As time went on and scientific understanding improved, the determination of the qibla became increasingly precise. Today you can use a personal computer to determine the qibla to within fractions of a degree of arc for most major cities on the globe. (See for example http://www.qiblalocator.com/)
But it’s still easy to get messed up. If you look at a standard flat map of the world, you notice that New York is north of the 40th parallel, while Mecca is south of the 22nd parallel. Therefore the local qibla must be approximately east by southeast, right? Wrong. The computer and most Muslim authorities agree that the qibla in North America is to the northeast, ranging from 56.3 degrees for Washington, D.C., to 23.7 degrees for Los Angeles.
How can this be? Because the typical flat map uses Mercator projection, which distorts the curvature of the earth. But get a globe and stretch a thread between Mecca and any point in North America, and sure enough, you find that the shortest distance, and thus the true direction of the qibla, is northeast. The qibla and the thread follow a so-called great circle, the same route that would be followed by a nonstop jet. (To be fair, this confuses some Muslims, too — for an opinion on the subject, see www.al-islam.org/ organizations/AalimNetwork/msg00614.html.)

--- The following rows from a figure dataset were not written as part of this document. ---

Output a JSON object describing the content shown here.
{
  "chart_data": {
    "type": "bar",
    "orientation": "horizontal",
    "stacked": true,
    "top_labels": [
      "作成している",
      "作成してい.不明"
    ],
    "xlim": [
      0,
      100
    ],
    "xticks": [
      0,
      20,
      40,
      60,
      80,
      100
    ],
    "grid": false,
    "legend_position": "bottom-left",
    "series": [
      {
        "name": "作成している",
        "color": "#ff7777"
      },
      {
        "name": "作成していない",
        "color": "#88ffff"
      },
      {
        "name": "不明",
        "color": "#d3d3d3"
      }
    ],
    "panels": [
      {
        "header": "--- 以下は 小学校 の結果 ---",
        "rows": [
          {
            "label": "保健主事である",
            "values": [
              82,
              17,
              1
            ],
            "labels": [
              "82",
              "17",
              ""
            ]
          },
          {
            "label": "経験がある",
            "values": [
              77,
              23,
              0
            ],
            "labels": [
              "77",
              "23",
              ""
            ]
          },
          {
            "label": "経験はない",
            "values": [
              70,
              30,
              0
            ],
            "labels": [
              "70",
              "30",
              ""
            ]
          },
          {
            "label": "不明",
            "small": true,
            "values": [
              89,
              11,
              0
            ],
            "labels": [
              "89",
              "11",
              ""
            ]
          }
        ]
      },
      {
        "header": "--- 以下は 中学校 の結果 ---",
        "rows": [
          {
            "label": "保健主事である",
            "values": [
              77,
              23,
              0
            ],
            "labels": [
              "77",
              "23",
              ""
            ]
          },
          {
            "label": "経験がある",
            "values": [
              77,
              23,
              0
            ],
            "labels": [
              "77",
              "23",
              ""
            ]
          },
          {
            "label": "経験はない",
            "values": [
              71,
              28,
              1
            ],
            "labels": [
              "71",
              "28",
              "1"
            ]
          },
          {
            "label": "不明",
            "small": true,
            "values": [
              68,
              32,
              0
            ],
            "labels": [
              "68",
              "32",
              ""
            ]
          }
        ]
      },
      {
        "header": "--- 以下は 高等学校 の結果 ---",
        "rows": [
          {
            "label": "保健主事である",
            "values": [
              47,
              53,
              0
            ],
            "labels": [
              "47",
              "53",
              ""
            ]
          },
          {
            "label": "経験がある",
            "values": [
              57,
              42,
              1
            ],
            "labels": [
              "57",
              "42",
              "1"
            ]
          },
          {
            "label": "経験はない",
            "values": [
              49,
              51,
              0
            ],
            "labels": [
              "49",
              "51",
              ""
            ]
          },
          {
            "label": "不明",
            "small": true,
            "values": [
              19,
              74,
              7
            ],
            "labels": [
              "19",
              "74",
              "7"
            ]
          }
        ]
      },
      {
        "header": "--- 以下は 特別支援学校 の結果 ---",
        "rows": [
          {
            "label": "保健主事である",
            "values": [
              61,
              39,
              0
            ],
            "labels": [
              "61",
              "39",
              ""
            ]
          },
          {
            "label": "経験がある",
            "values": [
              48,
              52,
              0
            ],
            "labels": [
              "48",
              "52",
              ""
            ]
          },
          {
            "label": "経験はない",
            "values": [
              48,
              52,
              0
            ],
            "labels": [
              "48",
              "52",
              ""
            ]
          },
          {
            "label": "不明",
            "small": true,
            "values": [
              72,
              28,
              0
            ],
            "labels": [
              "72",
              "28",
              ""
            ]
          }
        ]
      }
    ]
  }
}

Having thus grasped the complexity of the issue, we are now equipped to answer your question. Since the operative principle in determining the qibla is the shortest distance, there is a unique qibla for every point on earth except two. The first is (duh) the location of the Kaaba itself. The second is the point precisely opposite it on the globe. If we ignore variations in the curvature of the earth, this point is equidistant in all directions from Mecca. Thus one could argue that the qibla is in any direction one cares to turn — an ambiguity that the timorous may find unsettling. But since the point is in the middle of the South Pacific, I’m not going to get too excited about it for now.